Curry sent ABN AMRO copies of her orders after missing two payments, but left her husband to deal with the company because she was about to head overseas.
"I didn't follow up," Curry said. "I should have."
In November, the mortgage company filed a foreclosure complaint in Franklin County Common Pleas Court.
Meanwhile, communication broke down with her husband, who had told her he didn't know if their marriage would survive her deployment, she said. Eventually she lost contact with him.
Curry learned from a neighbor that notices were tacked to her door, and strangers were coming and going, taking pictures.
"I was helpless. I was crying," she said.
"The commander said, 'Let's get you on emergency leave to straighten this out,' " she said.
Curry called state Sen.
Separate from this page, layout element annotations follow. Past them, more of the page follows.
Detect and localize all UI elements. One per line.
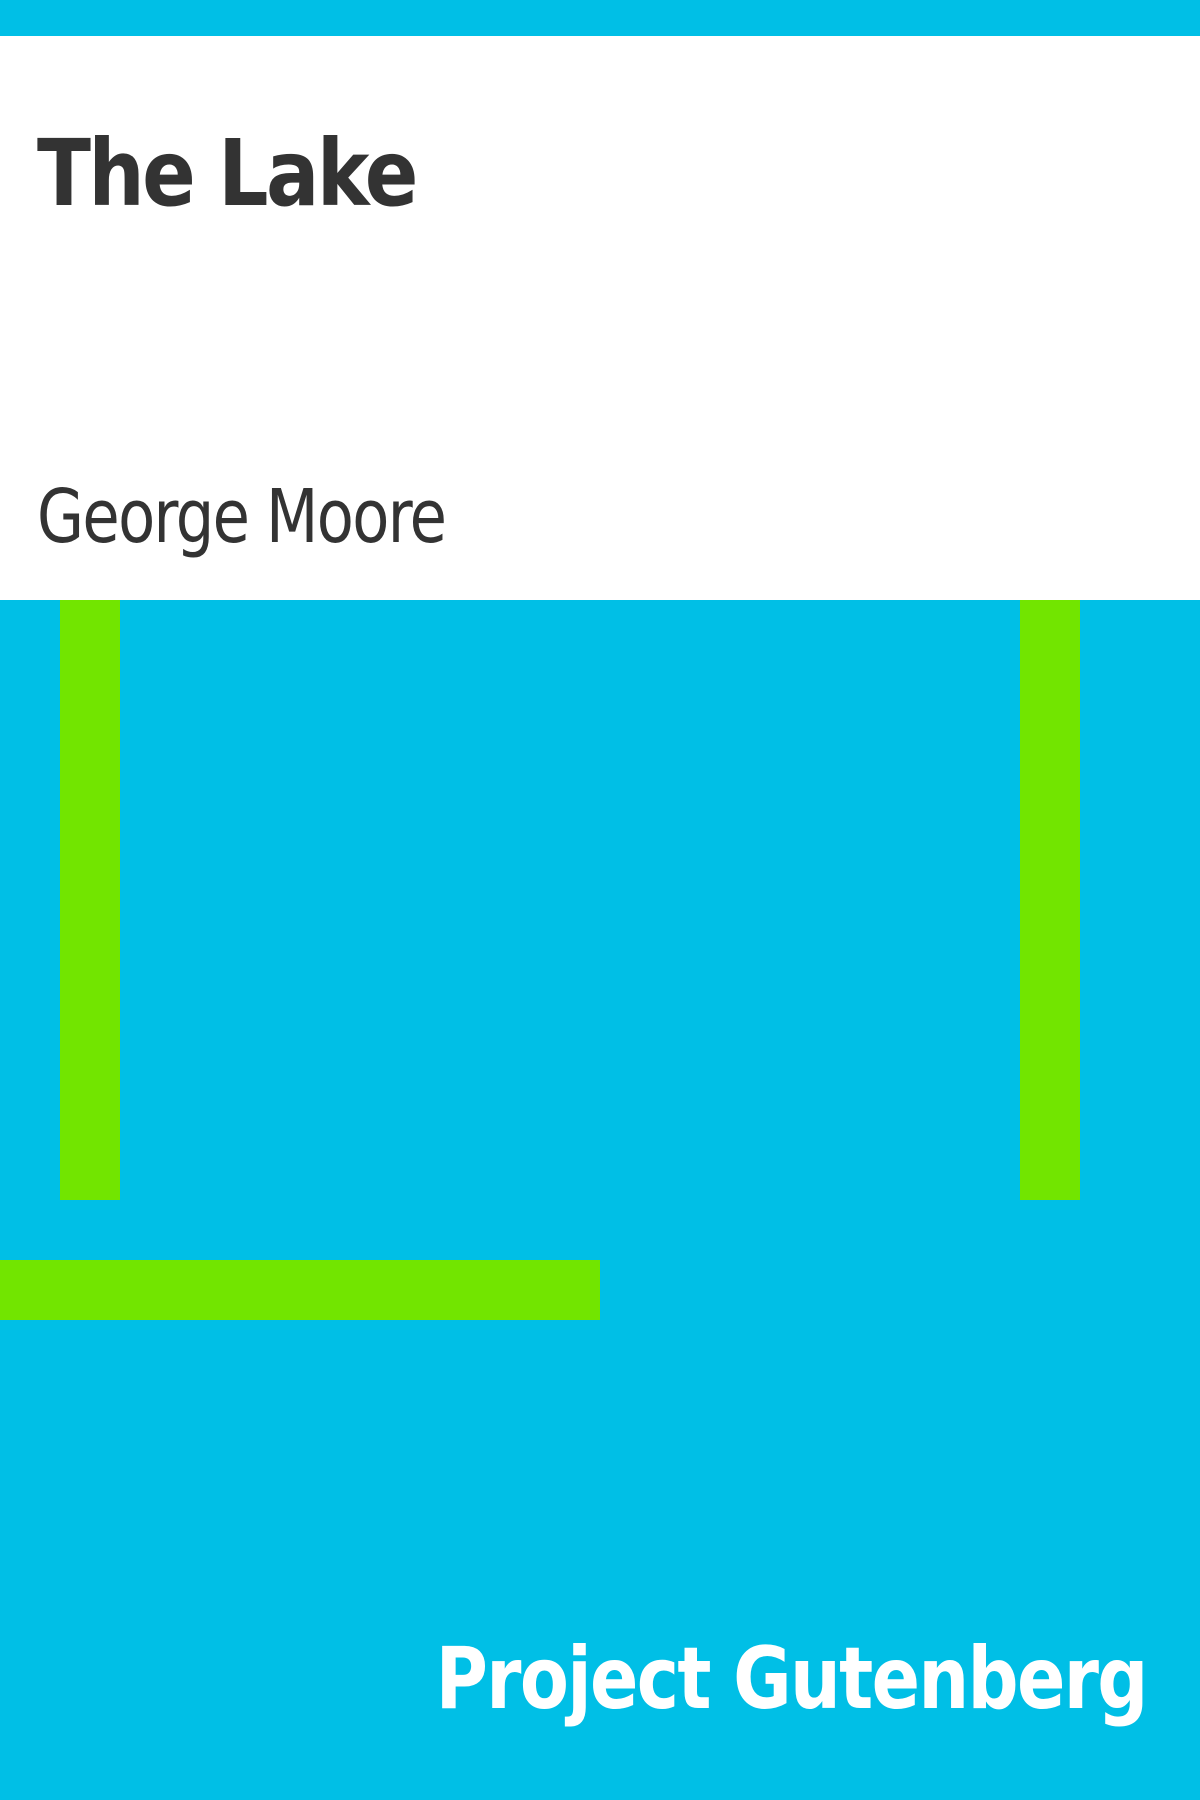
book-author: George Moore xyxy=(37,474,447,560)
book-title: The Lake xyxy=(37,120,418,227)
decorative-bar-left xyxy=(60,600,120,1200)
title-panel: The Lake George Moore xyxy=(0,36,1200,600)
publisher-name: Project Gutenberg xyxy=(435,1629,1149,1729)
decorative-bar-right xyxy=(1020,600,1080,1200)
decorative-bar-horizontal xyxy=(0,1260,600,1320)
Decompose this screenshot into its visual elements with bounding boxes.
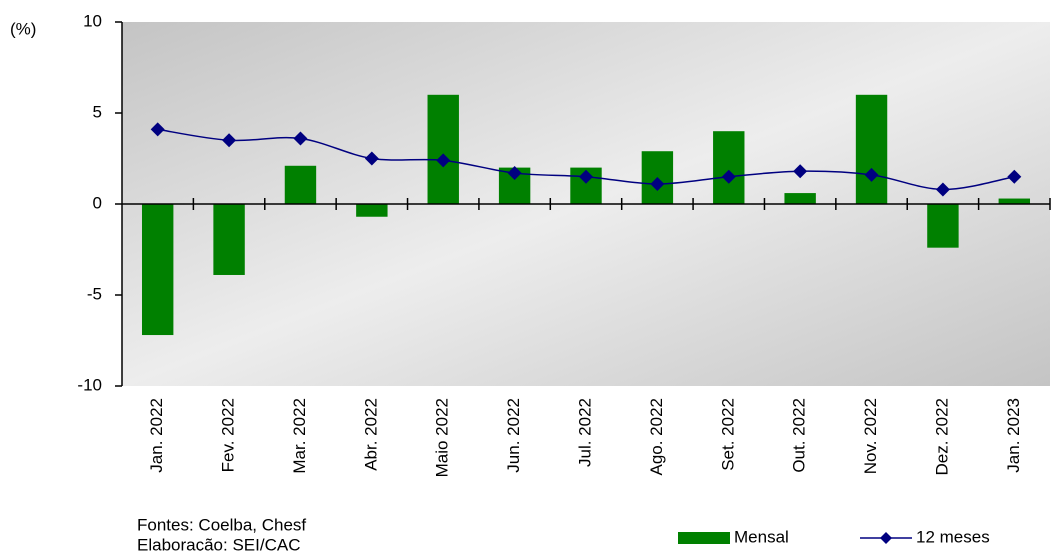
x-tick-label: Set. 2022 [718,398,737,471]
x-tick-label: Jun. 2022 [504,398,523,473]
bar [713,131,745,204]
x-tick-label: Jan. 2022 [147,398,166,473]
marker [1007,169,1022,184]
y-tick-label: 5 [93,102,102,121]
y-tick-label: -10 [77,375,102,394]
legend-swatch [678,532,730,544]
marker [364,151,379,166]
x-tick-label: Dez. 2022 [932,398,951,476]
marker [150,122,165,137]
legend-marker [880,532,892,544]
marker [222,133,237,148]
x-tick-label: Mar. 2022 [290,398,309,474]
x-tick-label: Nov. 2022 [861,398,880,474]
marker [579,169,593,184]
marker [293,131,308,146]
x-tick-label: Ago. 2022 [647,398,666,476]
bar [427,94,459,204]
bar [284,165,317,204]
marker [436,153,451,168]
marker [935,182,950,197]
bar [784,193,816,204]
x-tick-label: Out. 2022 [790,398,809,473]
x-tick-label: Jul. 2022 [575,398,594,467]
bar [998,198,1031,204]
x-tick-label: Maio 2022 [433,398,452,477]
x-tick-label: Fev. 2022 [219,398,238,472]
marker [864,167,879,182]
x-tick-label: Abr. 2022 [361,398,380,471]
legend-label: 12 meses [916,527,990,546]
note: Elaboração: SEI/CAC [137,535,300,551]
y-axis-label: (%) [10,19,36,38]
bar [213,204,245,275]
marker [793,164,808,179]
marker [721,169,736,184]
y-tick-label: 10 [83,11,102,30]
x-tick-label: Jan. 2023 [1004,398,1023,473]
y-tick-label: -5 [87,284,102,303]
y-tick-label: 0 [93,193,102,212]
bar [855,94,888,204]
note: Fontes: Coelba, Chesf [137,515,306,534]
bar [356,204,388,217]
marker [507,166,522,181]
bar [141,204,174,336]
bar [927,204,959,248]
legend-label: Mensal [734,527,789,546]
marker [650,176,665,191]
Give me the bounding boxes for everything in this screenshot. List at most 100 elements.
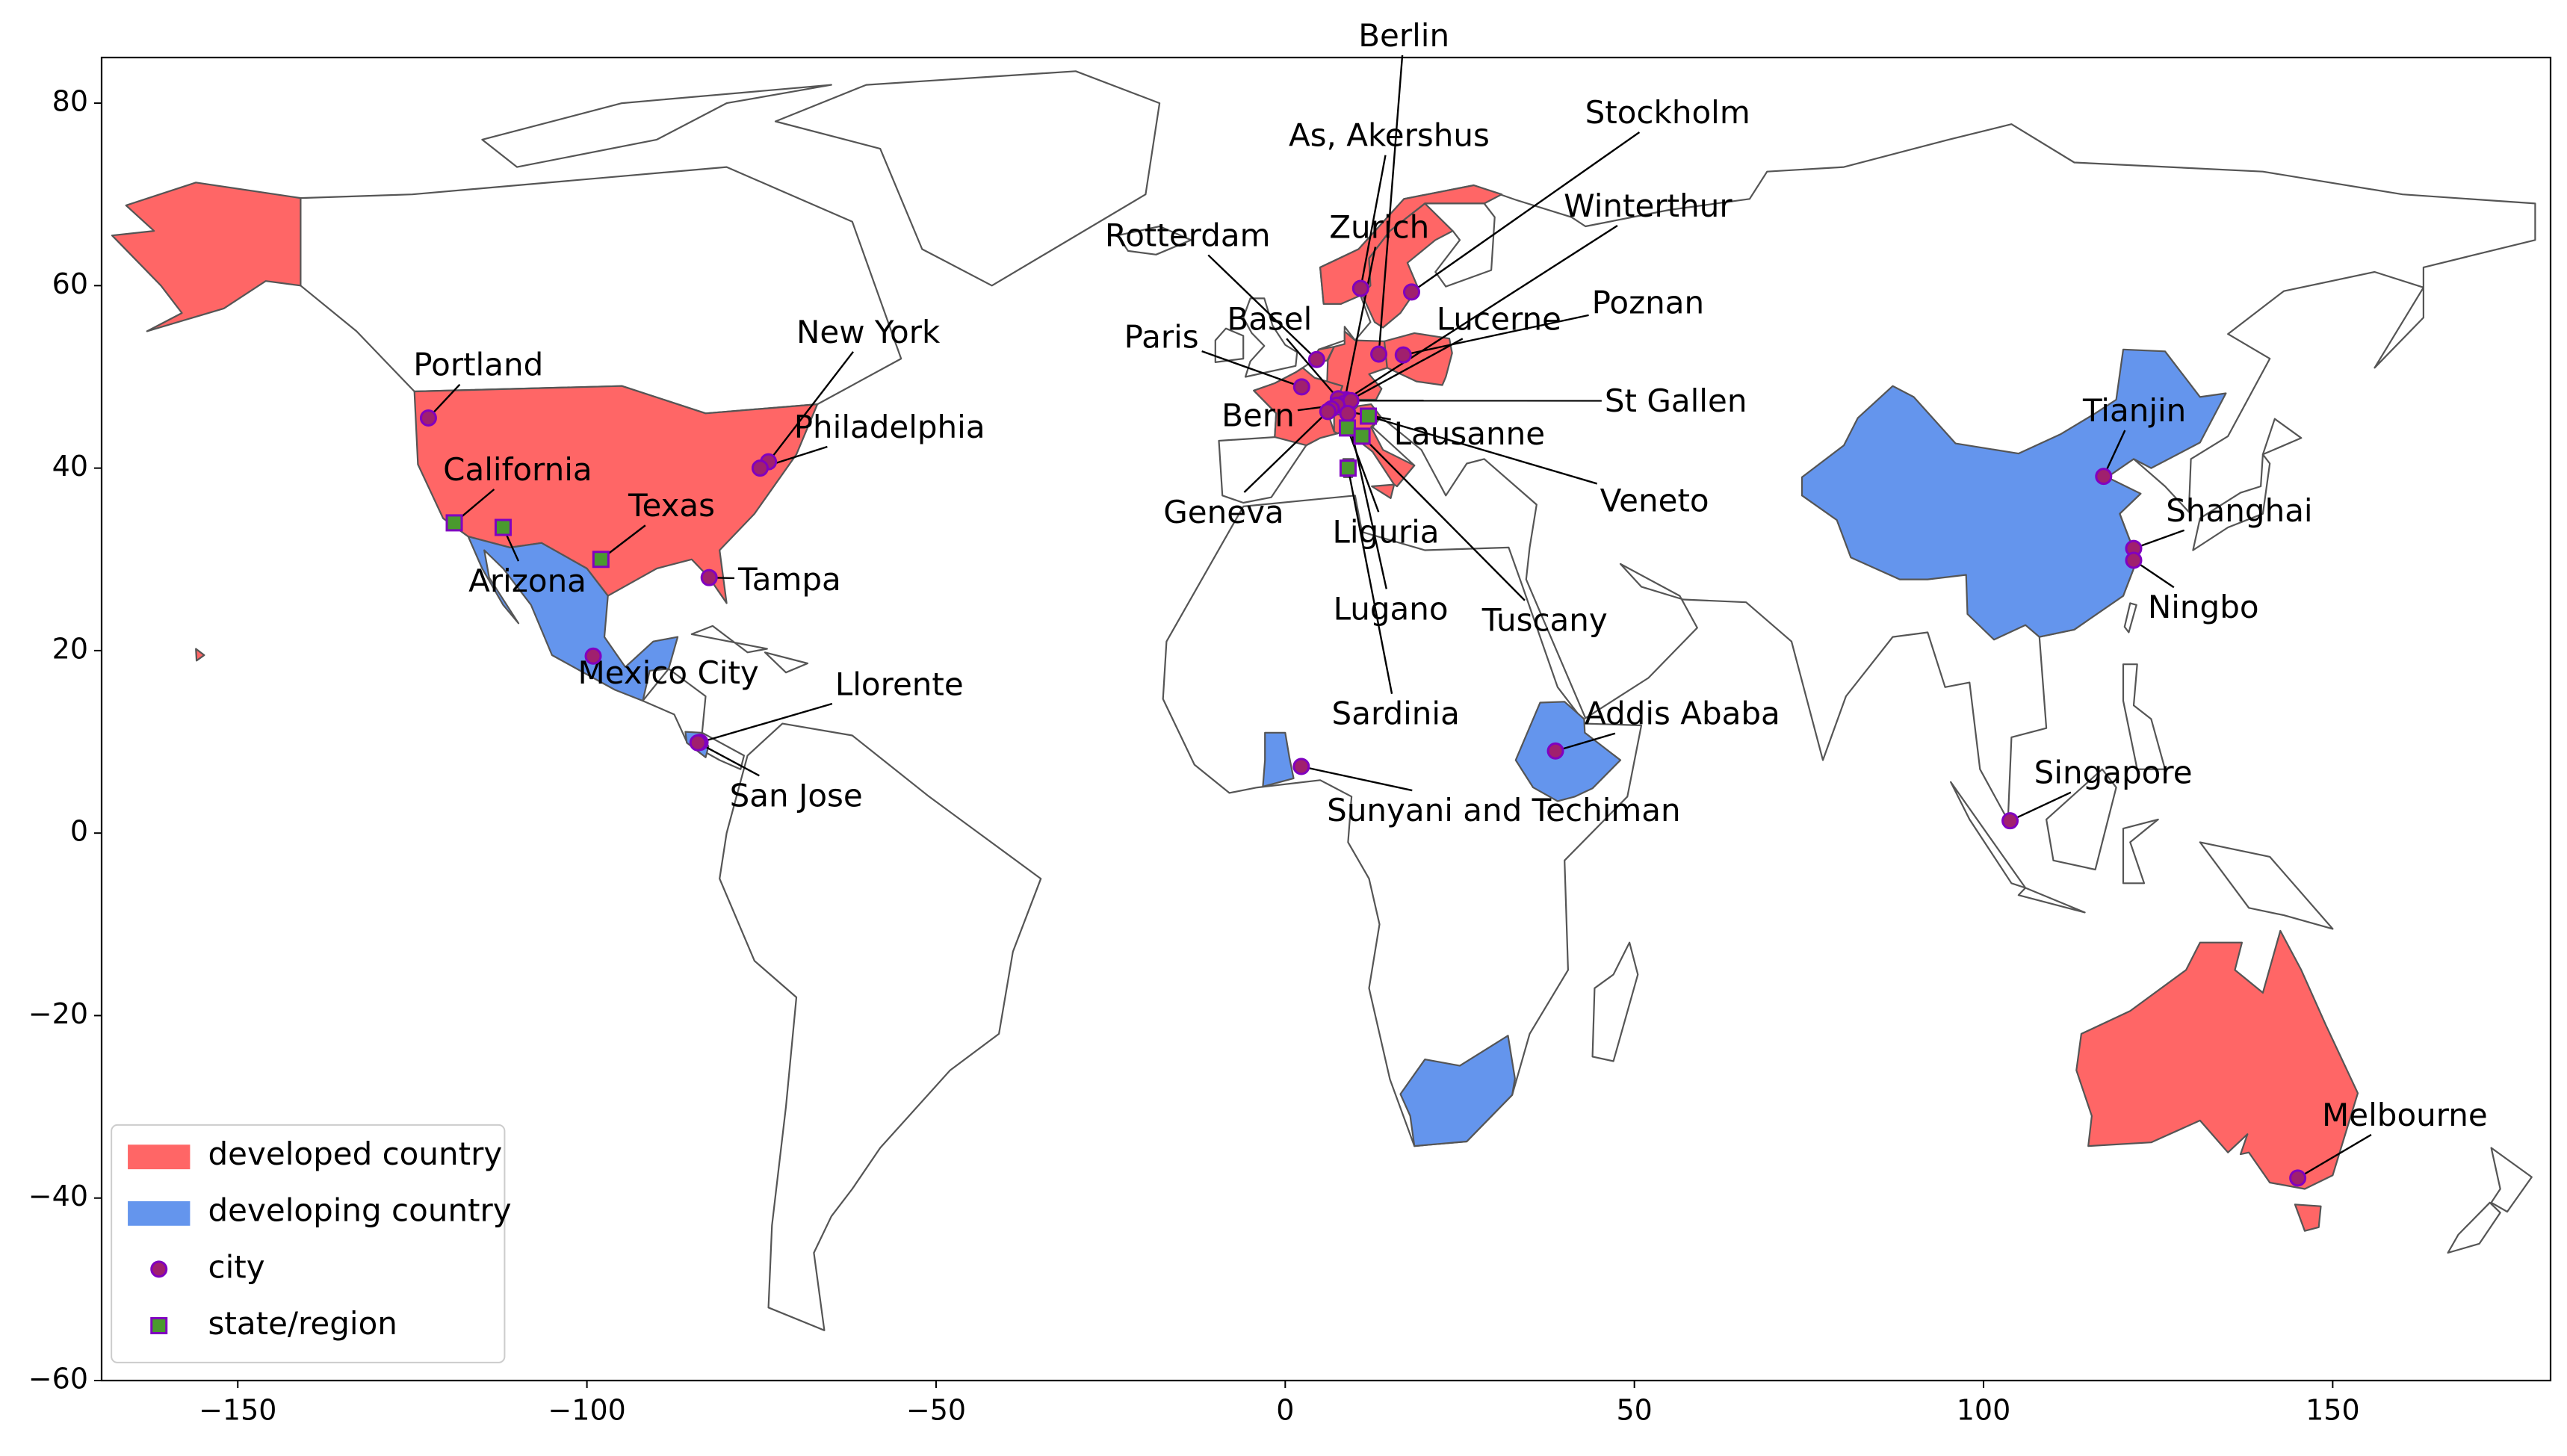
city-marker [1339,404,1357,422]
city-marker [1394,346,1412,364]
state-marker [1339,419,1357,437]
country [1514,701,1622,802]
x-tick-label: 50 [1616,1394,1652,1427]
country [2122,663,2167,770]
point-label: Lucerne [1437,300,1561,337]
point-label: Winterthur [1564,188,1733,224]
y-tick-label: −20 [28,997,88,1030]
country [1371,483,1396,499]
legend-marker [150,1260,168,1278]
country [2017,887,2086,914]
city-marker [1351,279,1369,297]
city-marker [2125,551,2143,569]
point-label: California [443,451,592,488]
country [1214,327,1245,363]
leader-line [697,742,760,777]
country [1424,202,1496,288]
point-label: Portland [413,347,543,383]
country [2122,818,2159,885]
leader-line [1378,55,1404,355]
y-tick-label: 0 [70,815,88,848]
leader-line [1347,468,1393,694]
x-tick-label: 150 [2306,1394,2360,1427]
point-label: New York [796,314,941,350]
point-label: Tianjin [2082,392,2186,429]
country [2261,418,2303,456]
point-label: Liguria [1333,513,1440,550]
point-label: As, Akershus [1289,117,1490,154]
plot-frame [100,56,2552,1382]
country [774,70,1161,287]
leader-line [1301,765,1413,792]
city-marker [2001,812,2019,830]
legend-patch [128,1201,191,1226]
point-label: Arizona [468,563,586,599]
legend-box [111,1124,506,1363]
legend-label: developing country [208,1192,512,1229]
city-marker [1403,283,1421,301]
x-tick-label: −50 [906,1394,966,1427]
country [2123,602,2137,633]
leader-line [1207,254,1318,361]
point-label: Geneva [1163,494,1284,530]
x-tick-label: −150 [199,1394,276,1427]
point-label: Bern [1221,397,1295,434]
state-marker [1339,459,1357,477]
leader-line [1411,131,1641,293]
country [1262,731,1295,787]
country [1591,941,1639,1062]
city-marker [1546,742,1564,760]
city-marker [1292,758,1310,775]
point-label: Poznan [1592,284,1705,320]
point-label: Texas [628,487,715,524]
x-tick-label: −100 [548,1394,625,1427]
leader-line [2133,529,2185,550]
y-tick-label: 40 [52,450,88,483]
leader-line [2297,1133,2372,1179]
point-label: Berlin [1358,17,1449,54]
city-marker [751,459,769,477]
country [1361,202,1454,329]
country [2490,1147,2533,1213]
state-marker [1360,407,1378,425]
legend-label: developed country [208,1136,503,1172]
legend-marker [150,1317,168,1335]
country [1399,1035,1516,1147]
leader-line [1368,415,1598,485]
leader-line [1555,732,1616,752]
country [764,651,809,674]
state-marker [494,518,512,536]
country [690,625,768,654]
city-marker [1292,378,1310,396]
country [300,166,902,415]
point-label: Philadelphia [794,409,985,445]
legend-label: city [208,1248,265,1285]
leader-line [1345,224,1618,401]
point-label: Tuscany [1481,602,1608,639]
x-tick-label: 0 [1276,1394,1294,1427]
country [2075,929,2359,1190]
country [1242,297,1298,378]
country [2294,1203,2322,1232]
country [111,182,302,332]
point-label: San Jose [730,777,863,814]
country [1116,225,1192,255]
point-label: Singapore [2034,755,2193,791]
state-marker [1353,427,1371,445]
leader-line [1201,350,1302,388]
country [1950,781,2027,889]
country [2199,841,2334,930]
city-marker [419,409,437,427]
city-marker [700,569,718,586]
point-label: Llorente [835,666,964,702]
point-label: Tampa [737,561,841,598]
point-label: Sardinia [1332,696,1460,732]
city-marker [2289,1169,2307,1187]
point-label: Mexico City [578,654,758,691]
leader-line [1286,338,1340,400]
city-marker [2095,468,2113,486]
state-marker [592,551,610,569]
leader-line [1343,247,1377,401]
y-tick-label: −40 [28,1180,88,1212]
Ray Miller of Columbus for help, and the lawmaker discussed her case with the mortgage company.
"I told them they should be ashamed of themselves," Miller said.
"It was the typical bureaucratic response: 'We have the right to do what we want to do.' "
Curry was granted another emergency leave recently after hearing from friends and neighbors that the lock on her house had been changed.
She arrived home Aug. 14 and found a letter from the mortgage company that said the foreclosure would stop if she continued her mortgage payments and paid the company's $3,256 in legal fees.
"I told them I would not accept this agreement," she said, and she requested the Army Reserve's help.
Lt. Col. Duncan Auckland of the Ohio National Guard's joint staff judge advocate office said it sounds like ABN AMRO has the right to do everything it has done.
"It doesn't seem unfair for the lender to seek the remedy it lawfully can seek," Auckland said.
But, he added: "You can be acting within your rights, but not doing the right thing."